If he picked up my sarcasm, he didn’t let on.

“Forty-two per cent of security jobs are lost because of perceived incompetence. And those aren’t my figures, those are figures straight from Security Times, our trade magazine. I’ve told you, Dwyer, you should read it.”

Now he was shifting into his instructional phase. If you remember Bullwinkle the Moose and his Mr. Know-It-All persona, you’ve got this part of Becker down pat. Becker knows more about more things than anybody I’ve ever known, and that’s the trouble with him — he knows the facts about everything and the truth about nothing. He’s the ultimate B student.

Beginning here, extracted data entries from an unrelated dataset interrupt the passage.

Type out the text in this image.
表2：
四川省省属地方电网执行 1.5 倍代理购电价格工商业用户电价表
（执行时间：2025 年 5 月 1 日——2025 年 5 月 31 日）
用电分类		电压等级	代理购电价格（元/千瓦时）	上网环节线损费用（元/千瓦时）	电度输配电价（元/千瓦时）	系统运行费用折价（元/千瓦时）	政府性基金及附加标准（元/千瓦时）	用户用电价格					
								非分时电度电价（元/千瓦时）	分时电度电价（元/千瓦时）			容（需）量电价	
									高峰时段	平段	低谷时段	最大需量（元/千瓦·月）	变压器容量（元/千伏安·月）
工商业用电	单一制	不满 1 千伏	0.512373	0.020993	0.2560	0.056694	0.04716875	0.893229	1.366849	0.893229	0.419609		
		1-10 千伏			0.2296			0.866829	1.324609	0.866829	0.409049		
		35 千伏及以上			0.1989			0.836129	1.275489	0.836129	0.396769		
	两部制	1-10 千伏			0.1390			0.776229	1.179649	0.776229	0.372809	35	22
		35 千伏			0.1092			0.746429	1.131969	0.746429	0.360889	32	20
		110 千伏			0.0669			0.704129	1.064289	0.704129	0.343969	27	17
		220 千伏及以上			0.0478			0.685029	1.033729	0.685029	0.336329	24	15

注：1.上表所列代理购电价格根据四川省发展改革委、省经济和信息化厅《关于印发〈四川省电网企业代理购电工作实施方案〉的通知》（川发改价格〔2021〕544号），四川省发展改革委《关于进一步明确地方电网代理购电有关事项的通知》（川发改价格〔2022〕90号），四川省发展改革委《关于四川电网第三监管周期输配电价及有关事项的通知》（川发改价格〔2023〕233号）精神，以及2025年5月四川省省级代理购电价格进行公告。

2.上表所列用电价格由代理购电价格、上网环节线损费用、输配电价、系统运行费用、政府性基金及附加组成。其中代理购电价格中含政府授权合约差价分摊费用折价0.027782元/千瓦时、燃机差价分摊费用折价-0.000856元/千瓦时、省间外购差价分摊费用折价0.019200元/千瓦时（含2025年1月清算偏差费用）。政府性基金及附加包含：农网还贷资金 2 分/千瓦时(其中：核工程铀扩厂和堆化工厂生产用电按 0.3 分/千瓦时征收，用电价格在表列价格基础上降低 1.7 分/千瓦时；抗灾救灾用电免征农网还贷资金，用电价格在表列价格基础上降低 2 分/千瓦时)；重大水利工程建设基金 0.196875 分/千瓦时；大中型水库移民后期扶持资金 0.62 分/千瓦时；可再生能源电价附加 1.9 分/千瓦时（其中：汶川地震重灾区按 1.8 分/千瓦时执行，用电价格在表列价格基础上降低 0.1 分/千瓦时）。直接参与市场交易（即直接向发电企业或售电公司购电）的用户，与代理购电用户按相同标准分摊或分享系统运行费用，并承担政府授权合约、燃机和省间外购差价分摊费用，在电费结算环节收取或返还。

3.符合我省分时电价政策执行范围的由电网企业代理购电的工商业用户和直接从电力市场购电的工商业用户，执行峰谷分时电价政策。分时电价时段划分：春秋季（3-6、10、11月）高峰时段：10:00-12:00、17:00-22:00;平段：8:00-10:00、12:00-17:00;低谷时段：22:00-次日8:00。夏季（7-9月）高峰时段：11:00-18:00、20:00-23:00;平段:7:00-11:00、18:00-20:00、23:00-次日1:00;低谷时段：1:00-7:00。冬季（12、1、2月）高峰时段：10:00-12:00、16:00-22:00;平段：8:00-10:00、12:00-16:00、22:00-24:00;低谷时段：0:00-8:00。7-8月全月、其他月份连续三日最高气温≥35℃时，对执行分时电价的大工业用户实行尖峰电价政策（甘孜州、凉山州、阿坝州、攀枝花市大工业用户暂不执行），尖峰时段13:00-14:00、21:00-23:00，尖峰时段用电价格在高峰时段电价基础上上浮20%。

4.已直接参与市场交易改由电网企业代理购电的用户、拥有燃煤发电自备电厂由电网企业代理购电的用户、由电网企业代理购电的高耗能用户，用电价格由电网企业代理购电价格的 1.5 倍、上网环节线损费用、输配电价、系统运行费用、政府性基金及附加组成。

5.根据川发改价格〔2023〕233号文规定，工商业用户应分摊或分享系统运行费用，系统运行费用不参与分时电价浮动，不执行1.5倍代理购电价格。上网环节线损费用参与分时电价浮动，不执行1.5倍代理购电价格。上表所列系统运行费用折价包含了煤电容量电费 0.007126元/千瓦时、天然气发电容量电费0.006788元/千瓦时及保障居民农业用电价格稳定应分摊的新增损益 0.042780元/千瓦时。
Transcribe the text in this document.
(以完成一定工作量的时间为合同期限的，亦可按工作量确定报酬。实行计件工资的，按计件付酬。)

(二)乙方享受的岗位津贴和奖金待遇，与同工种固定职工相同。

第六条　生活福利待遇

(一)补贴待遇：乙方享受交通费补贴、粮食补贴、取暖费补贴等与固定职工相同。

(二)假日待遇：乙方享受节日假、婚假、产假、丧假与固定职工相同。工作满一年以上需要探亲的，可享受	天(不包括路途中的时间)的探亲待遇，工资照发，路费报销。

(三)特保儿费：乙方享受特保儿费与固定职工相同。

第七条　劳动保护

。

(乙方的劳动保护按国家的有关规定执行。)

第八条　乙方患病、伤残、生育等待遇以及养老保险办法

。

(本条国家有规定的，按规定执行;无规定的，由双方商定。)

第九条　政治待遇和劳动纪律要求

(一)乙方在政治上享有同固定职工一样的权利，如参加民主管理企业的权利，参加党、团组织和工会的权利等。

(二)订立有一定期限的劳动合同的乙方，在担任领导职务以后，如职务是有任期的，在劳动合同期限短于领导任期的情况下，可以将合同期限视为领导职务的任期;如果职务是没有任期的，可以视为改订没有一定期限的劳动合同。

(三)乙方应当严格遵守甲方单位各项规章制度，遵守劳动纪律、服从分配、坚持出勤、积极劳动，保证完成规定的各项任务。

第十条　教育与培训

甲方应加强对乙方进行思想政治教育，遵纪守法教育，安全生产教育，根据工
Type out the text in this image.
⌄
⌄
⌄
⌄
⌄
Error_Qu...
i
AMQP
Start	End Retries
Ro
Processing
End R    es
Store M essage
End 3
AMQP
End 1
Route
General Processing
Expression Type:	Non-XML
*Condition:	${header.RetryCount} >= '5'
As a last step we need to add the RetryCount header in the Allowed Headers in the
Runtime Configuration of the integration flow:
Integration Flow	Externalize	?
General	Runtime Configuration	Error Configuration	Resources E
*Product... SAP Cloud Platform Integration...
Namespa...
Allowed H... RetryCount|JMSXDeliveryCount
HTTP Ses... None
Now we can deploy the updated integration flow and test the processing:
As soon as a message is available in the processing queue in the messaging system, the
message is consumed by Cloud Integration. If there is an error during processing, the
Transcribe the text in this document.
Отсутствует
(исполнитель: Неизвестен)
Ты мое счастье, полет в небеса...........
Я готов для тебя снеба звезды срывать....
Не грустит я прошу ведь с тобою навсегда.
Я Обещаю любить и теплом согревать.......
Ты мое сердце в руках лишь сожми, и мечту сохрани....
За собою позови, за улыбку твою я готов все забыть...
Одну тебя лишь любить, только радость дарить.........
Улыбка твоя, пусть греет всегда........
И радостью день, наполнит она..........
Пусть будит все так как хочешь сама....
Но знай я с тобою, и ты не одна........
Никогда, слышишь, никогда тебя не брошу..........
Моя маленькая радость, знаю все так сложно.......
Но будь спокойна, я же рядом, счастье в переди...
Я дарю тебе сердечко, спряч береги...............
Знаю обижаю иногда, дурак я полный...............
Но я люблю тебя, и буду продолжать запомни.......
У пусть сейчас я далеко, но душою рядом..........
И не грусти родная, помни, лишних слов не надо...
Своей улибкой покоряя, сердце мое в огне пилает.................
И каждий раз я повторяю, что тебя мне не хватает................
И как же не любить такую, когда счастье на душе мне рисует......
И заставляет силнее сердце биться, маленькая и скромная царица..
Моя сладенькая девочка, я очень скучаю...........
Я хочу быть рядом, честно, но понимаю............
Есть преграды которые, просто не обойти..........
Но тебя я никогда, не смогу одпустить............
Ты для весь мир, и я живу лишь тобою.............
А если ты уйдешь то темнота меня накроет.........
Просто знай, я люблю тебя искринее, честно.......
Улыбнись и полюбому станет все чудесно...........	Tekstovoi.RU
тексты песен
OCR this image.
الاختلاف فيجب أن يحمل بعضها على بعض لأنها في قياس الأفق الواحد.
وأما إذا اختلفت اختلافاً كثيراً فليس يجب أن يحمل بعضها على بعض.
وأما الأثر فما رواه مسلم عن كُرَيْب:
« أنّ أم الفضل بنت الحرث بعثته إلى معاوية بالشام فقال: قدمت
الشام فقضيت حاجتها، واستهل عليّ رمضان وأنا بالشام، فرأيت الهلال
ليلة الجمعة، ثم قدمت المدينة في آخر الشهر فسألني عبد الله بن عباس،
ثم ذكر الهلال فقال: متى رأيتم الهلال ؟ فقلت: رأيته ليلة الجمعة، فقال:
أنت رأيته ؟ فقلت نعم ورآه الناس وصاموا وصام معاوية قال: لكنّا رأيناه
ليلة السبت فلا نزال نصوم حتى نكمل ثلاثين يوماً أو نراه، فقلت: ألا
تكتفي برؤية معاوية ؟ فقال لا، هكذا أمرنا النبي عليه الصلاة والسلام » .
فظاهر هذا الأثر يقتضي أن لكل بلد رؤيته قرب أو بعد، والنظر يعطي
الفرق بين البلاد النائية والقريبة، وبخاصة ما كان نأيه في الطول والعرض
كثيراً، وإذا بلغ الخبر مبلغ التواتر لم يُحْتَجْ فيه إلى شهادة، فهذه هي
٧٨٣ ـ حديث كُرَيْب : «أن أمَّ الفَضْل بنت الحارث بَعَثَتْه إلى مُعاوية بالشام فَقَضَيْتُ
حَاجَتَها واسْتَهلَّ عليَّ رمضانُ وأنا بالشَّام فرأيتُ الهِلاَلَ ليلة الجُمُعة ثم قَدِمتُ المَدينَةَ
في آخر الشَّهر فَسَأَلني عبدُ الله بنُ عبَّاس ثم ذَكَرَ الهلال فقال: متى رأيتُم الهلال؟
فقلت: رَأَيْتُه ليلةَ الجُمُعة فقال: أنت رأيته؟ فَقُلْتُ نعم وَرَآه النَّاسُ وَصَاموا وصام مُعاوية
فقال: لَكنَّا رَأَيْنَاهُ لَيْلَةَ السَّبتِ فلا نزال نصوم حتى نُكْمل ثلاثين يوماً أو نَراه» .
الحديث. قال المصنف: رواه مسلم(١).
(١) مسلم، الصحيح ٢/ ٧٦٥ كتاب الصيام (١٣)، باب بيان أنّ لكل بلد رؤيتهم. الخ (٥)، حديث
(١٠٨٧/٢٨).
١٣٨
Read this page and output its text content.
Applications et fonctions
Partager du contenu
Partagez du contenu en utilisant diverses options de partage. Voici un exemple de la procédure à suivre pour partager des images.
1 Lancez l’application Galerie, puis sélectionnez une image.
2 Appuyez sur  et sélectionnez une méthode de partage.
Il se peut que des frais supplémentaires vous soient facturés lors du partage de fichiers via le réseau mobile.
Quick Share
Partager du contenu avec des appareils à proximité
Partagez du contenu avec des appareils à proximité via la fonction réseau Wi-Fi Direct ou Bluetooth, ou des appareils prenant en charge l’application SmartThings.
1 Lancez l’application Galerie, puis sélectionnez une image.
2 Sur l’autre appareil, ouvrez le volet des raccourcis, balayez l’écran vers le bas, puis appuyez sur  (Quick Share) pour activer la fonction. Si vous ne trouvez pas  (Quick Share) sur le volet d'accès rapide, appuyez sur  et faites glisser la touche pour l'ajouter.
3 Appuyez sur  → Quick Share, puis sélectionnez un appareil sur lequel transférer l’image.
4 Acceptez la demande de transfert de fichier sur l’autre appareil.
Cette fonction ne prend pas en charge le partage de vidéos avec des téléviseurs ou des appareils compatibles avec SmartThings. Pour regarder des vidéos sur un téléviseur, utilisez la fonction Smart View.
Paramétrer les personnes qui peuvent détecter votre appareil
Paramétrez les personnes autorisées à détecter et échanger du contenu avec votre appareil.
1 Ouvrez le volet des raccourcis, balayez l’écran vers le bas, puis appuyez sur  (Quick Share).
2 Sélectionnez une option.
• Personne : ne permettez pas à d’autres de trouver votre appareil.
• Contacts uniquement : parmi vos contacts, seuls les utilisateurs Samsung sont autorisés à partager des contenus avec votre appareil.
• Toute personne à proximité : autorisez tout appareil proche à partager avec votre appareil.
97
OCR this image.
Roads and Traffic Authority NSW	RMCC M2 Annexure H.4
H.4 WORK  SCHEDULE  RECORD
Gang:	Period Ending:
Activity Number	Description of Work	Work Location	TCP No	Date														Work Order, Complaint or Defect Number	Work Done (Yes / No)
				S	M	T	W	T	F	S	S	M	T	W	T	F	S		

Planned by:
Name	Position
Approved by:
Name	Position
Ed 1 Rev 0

“If you’re going to fire me, let’s get it over with, okay?”

He put some more disappointment on his face. “That would be the easy way out, don’t you think?”

I sighed. “I don’t know what you’re getting at.” I thought I heard Bobby Lee sneaking around behind me. She was enjoying herself. I didn’t want to be her pathetic little show for the day.

“Dwyer, you’re not thinking very clearly this morning.”

“I guess I’m not.”

“You were a detective, weren’t you?”

“Yes.”

“Then find out on your own who that kid was.”

“So I’m not fired.”

“Yes. You are.”

I just stared at him.

“But if you can find out who the kid was, you get your job back.”

“I need work now.”

He looked at me. “Check in later. Maybe I’ll change my mind.” Bobby Lee was in the hallway. Eavesdropping. “Bobby Lee, is that you?” Becker yelled.

She peeked her head in. “Yes, Earl. Why?”

He got the Look again. This time it was his own mistress who had disappointed him. “Bobby Lee, we’re trying to have a private conversation here. Now I know how much you like to eavesdrop, but you know how much I don’t like for you to eavesdrop.”

She blushed. “God damn you, Earl. You have no right to talk to me in front of — him this way.”

“It’s all right, Bobby Lee, I knew you eavesdropped before he brought my attention to it.”

“Why you—” she started to say.

“God damn but I wish you two got along better,” Earl Becker said, sitting there amidst his toy airplanes. “You two argue like me and my goddamn wife.”

The St. Francis Medical Center was one of the new buildings along the river. Spring sunlight reflected off its glass and was trapped in the green landscaping of its instant grass.

Three steps inside and I remembered why I don’t like emergency rooms. An infant with scarlet cheeks and a dead gaze sat limply burning in his mother’s lap; an old man holding his chest was fussed over nervously by a sorrowful frail woman, obviously his wife; an eight-year-old boy with what appeared to be a broken wrist sat in a chair while his mother did all sorts of overprotective mother things that apparently embarrassed the kid. Doctors and nurses came and went; the same soap opera played on three different TV screens.

I walked up to the crisp, pretty nurse at the registration desk and said, “My daughter left her umbrella here last night.”